Je m'apprête à lui lancer mon seau entier à la figure mais me ravise à la dernière seconde lorsque j'entends des voix provenir de l'entrée. Je jette un regard par-dessus mon épaule et guette les nouveaux venus. Le lieutenant Shardiz est accompagné de plusieurs soldats qui semblent haut gradés. Je m'approche furtivement de Jean et lui donne un violent coup de coude. Je le coupe avant qu'il n'ait le temps de protester :
– Qui sont ces gens ?
Il regarde discrètement par-dessus son épaule et écarquille les yeux.
– Merde, ils ont choisi le bon jour pour venir ceux-là ...
– C'est qui ?
Il lève les yeux au ciel et soupire.
– T'es vraiment un boulet, c'est pas possible ... Le grand chauve à moustache, c'est Dot Pixis, le chef de la garnison.
Je hoche la tête et l'incite à poursuivre.
– Le grand aux cheveux noirs c'est Naile Dork, le chef des brigades spéciales.

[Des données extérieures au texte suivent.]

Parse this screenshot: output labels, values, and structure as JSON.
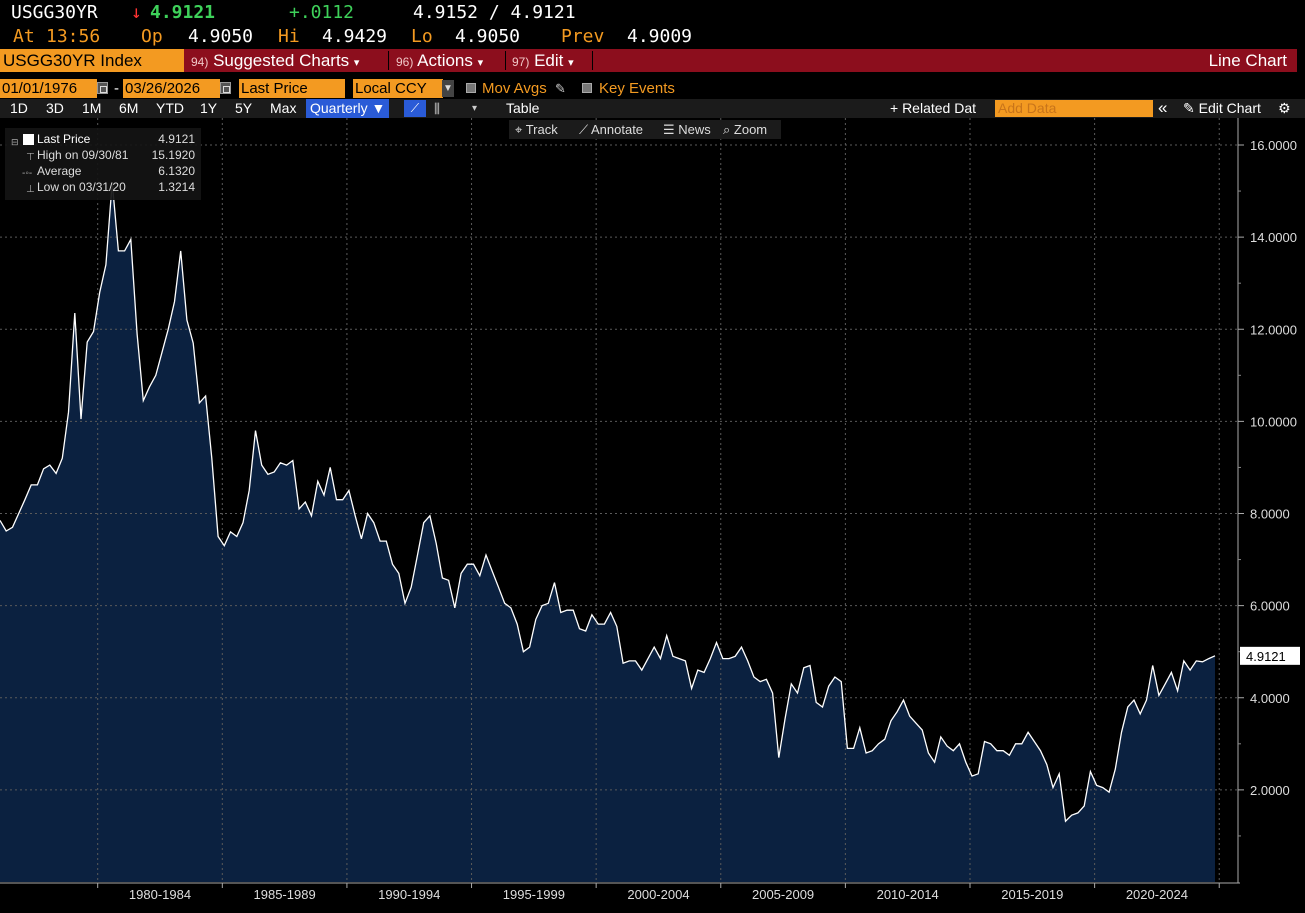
{
  "quote": {
    "ticker": "USGG30YR",
    "arrow": "↓",
    "last": "4.9121",
    "change": "+.0112",
    "bid_ask": "4.9152 / 4.9121",
    "at_label": "At",
    "time": "13:56",
    "open_label": "Op",
    "open": "4.9050",
    "high_label": "Hi",
    "high": "4.9429",
    "low_label": "Lo",
    "low": "4.9050",
    "prev_label": "Prev",
    "prev": "4.9009"
  },
  "titlebar": {
    "security": "USGG30YR Index",
    "suggested_num": "94)",
    "suggested_label": "Suggested Charts",
    "actions_num": "96)",
    "actions_label": "Actions",
    "edit_num": "97)",
    "edit_label": "Edit",
    "chart_type": "Line Chart",
    "caret": "▾"
  },
  "controls": {
    "start_date": "01/01/1976",
    "dash": "-",
    "end_date": "03/26/2026",
    "field": "Last Price",
    "currency": "Local CCY",
    "mov_avgs": "Mov Avgs",
    "key_events": "Key Events",
    "ranges": [
      "1D",
      "3D",
      "1M",
      "6M",
      "YTD",
      "1Y",
      "5Y",
      "Max"
    ],
    "period": "Quarterly ▼",
    "table": "Table",
    "related_data": "+ Related Dat",
    "add_data_placeholder": "Add Data",
    "collapse": "«",
    "edit_chart": "✎ Edit Chart",
    "settings": "⚙",
    "track": "⌖ Track",
    "annotate": "⟋ Annotate",
    "news": "☰ News",
    "zoom": "⌕ Zoom"
  },
  "legend": {
    "last_label": "Last Price",
    "last_value": "4.9121",
    "high_label": "High on 09/30/81",
    "high_value": "15.1920",
    "avg_label": "Average",
    "avg_value": "6.1320",
    "low_label": "Low on 03/31/20",
    "low_value": "1.3214"
  },
  "colors": {
    "background": "#000000",
    "area_fill": "#0b2140",
    "line": "#ffffff",
    "grid": "#5a5a5a",
    "accent_orange": "#f39a21",
    "title_bar": "#8c0e1d"
  },
  "chart_data": {
    "type": "area",
    "series": [
      {
        "name": "Last Price",
        "frequency": "quarterly",
        "values": [
          7.85,
          7.62,
          7.7,
          8.0,
          8.3,
          8.62,
          8.62,
          8.97,
          9.05,
          8.87,
          9.2,
          10.2,
          12.35,
          10.05,
          11.72,
          11.95,
          12.8,
          13.4,
          15.19,
          13.7,
          13.7,
          13.95,
          11.9,
          10.45,
          10.75,
          11.0,
          11.5,
          12.0,
          12.6,
          13.7,
          12.2,
          11.7,
          10.4,
          10.55,
          9.2,
          7.5,
          7.3,
          7.6,
          7.5,
          7.8,
          8.5,
          9.8,
          9.05,
          8.85,
          8.9,
          9.1,
          9.05,
          9.15,
          8.1,
          8.25,
          7.95,
          8.7,
          8.4,
          9.0,
          8.3,
          8.3,
          8.5,
          7.95,
          7.45,
          8.0,
          7.8,
          7.4,
          7.4,
          6.9,
          6.7,
          6.05,
          6.4,
          7.1,
          7.8,
          7.95,
          7.35,
          6.6,
          6.55,
          5.95,
          6.7,
          6.9,
          6.9,
          6.65,
          7.1,
          6.75,
          6.4,
          6.05,
          5.95,
          5.6,
          5.0,
          5.1,
          5.7,
          6.0,
          6.05,
          6.5,
          5.85,
          5.9,
          5.9,
          5.5,
          5.45,
          5.8,
          5.6,
          5.6,
          5.85,
          5.55,
          4.75,
          4.8,
          4.8,
          4.6,
          4.85,
          5.1,
          4.85,
          5.35,
          4.9,
          4.85,
          4.8,
          4.2,
          4.6,
          4.55,
          4.85,
          5.2,
          4.85,
          4.85,
          4.9,
          5.1,
          4.8,
          4.45,
          4.35,
          4.4,
          4.1,
          2.7,
          3.55,
          4.3,
          4.1,
          4.65,
          4.7,
          3.9,
          3.8,
          4.25,
          4.45,
          4.35,
          2.9,
          2.9,
          3.35,
          2.8,
          2.85,
          3.0,
          3.1,
          3.5,
          3.7,
          3.95,
          3.6,
          3.45,
          3.3,
          2.8,
          2.6,
          3.15,
          2.95,
          2.85,
          3.0,
          2.6,
          2.3,
          2.35,
          3.05,
          3.0,
          2.85,
          2.85,
          2.75,
          3.0,
          3.0,
          3.25,
          3.05,
          2.85,
          2.55,
          2.05,
          2.35,
          1.32,
          1.45,
          1.5,
          1.65,
          2.4,
          2.1,
          2.05,
          1.95,
          2.45,
          3.25,
          3.8,
          3.95,
          3.65,
          3.95,
          4.7,
          4.05,
          4.3,
          4.55,
          4.15,
          4.8,
          4.6,
          4.8,
          4.78,
          4.85,
          4.91
        ]
      }
    ],
    "x_start": "1976-Q1",
    "x_end": "2026-Q1",
    "x_tick_labels": [
      "1980-1984",
      "1985-1989",
      "1990-1994",
      "1995-1999",
      "2000-2004",
      "2005-2009",
      "2010-2014",
      "2015-2019",
      "2020-2024"
    ],
    "y_ticks": [
      "2.0000",
      "4.0000",
      "6.0000",
      "8.0000",
      "10.0000",
      "12.0000",
      "14.0000",
      "16.0000"
    ],
    "ylim": [
      0,
      16.5
    ],
    "last_value_label": "4.9121",
    "grid": true,
    "legend": "top-left"
  }
}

Je me retourne une nouvelle fois pour mettre un visage sur les différents noms que m'énonce Jean et constate qu'ils se sont rapprochés de nous. Il reste un grand blond aux sourcils bien fournis et un gnome aussi expressif qu'une porte de prison.
– Et les deux autres ? l'encouragé-je à poursuivre.
– Le grand blond c'est le major Erwin Smith, il dirige le bataillon d'exploration. Le dernier, c'est le caporal-chef Livaï, le meilleur soldat de l'armée à ce qu'on dit.
Je hausse les épaules et lâche un petit rire.
– C'est plutôt le caporal demi-portion si tu veux mon avis.
Je ricane et Jean me fixe avec des yeux horrifiés. Je ne comprends pas ce qui lui prend jusqu'à ce que j'entende un raclement de gorge dans mon dos. Oh non ... Je me retourne lentement et mon visage se décompose lorsque je reconnais la personne qui me fait face.
– Qu'est-ce que tu as dit ?
Devant moi, la caporal Livaï me dévisage de son regard froid et inexpressif.